Elle, Lady Chatterley, est l’épouse d’un châtelain baron des mines : Clifford Chatterley. Paralysé des jambes et rendu impuissant à la suite d’une blessure de la Grande Guerre – qu’il ne remet pas en question – il s’efforce de tenir son rang avec superbe et brio. Mais il a quelque chose de ridicule et de monstrueux. Pascale Ferran a su cependant très subtilement nous amener à avoir pitié de l’homme non à cause de son infirmité, mais bien parce qu’on devine la blessure existentielle  sous la superbe et le verbe ultra conservateur. Car, au fond, le corps brisé de Clifford est le produit de la violence de sa classe. Ce qu’il entrevoit sourdement là où sommeille encore un peu d’humanité.

Donc Lady Chatterley n’a pour mari qu’une sorte d’ombre qui « se la joue » pathétiquement. Elle est au bord du gouffre, à deux doigts de rater complétement sa vie. Mais c’est cette vie qui sera la plus forte. Elle se défend de sa mort annoncée en tombant amoureuse du garde de chasse de la propriété. Celui-ci est un « homme des bois ».

Pascale Ferran est ici parfaitement complice du coup de génie de D. H. Lawrence. Car le personnage de l’amant n’est pas seulement un sexe, ce qu’il doit être. C’est aussi une existence marginale, en souffrance, et que l’amour de Lady Chatterley va littéralement ramener à la vie.

La critique de Lawrence est sans concession. La civilisation est une barbarie déguisée qui détruit l’humanité. Les châtelains sont des infirmes monstrueux et impuissants. Les paysans sont transformés en mineurs de fond faméliques et malades. Les femmes n’ont d’autre horizon que celui de la maternité et du ménage.

Le personnage de l’amant est un « dernier homme », une sorte de « dernier des mohicans ». Il a le sens de la beauté des choses, de la tendresse, de la douceur. S’il  a quelque chose de terrestre, de chthonien, de « gras » c’est surtout un poète. Aussi est-il rejeté et n’a d’autre solution que d’idéaliser et de rechercher la solitude. Aussi bien la quête de Lady Chatterley, qui a quelque chose de philosophique (de « platonicien »), va-t-elle réveiller en lui l’humanité qu’il était prêt à abandonner.

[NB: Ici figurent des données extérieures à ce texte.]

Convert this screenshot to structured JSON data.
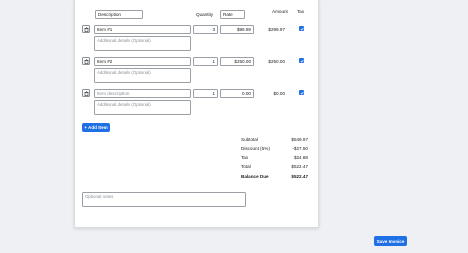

Le cinéma de Pascale Ferran demeure un cinéma du possible. Elle est parvenue, surtout dans la scène finale, à créer des « images-temps » à multiples directions.

C’est d’une fin possible de l’humanité dont il est question. 

Ou le couple est le « premier couple » d’un monde bourgeonnant. Ou il est le « dernier couple » d’un monde en voie d’étiolement. L’un ne va au reste pas sans l’autre.

C’est pourquoi la scène finale peut se lire de manière contradictoire. Sans donner de détails : ou l’on croit, avec les personnages, et parce que nous l’espérons, qu’ils parviendront à se retrouver malgré les obstacles; ou l’on interpréte leurs propres espoirs comme un adieu, le deuil tragique d’une vraie vie que la « mort existentielle » est en train de leur reprendre.

Magnifiquement coloré et poétique le film est sur le fond, par lucidité, très sombre. Il peut en ce sens faire penser à Tarkovski. Nous entrevoyons comme l’abîme sans fin d’une barbarie, d’une destruction de ce qu’il y a d’humain dans l’homme et qu’il peut seulement découvrir par l’amour sexué.

Les fleurs sont des sexes. Les sexes sont des fleurs. Comme dans une tapisserie du Moyen-Age au temps de l’érotisme paradisiaque.

Lucide, amer, mais enchanté. Enchanté comme peut l’être, comme doit l’être le phénomène humain.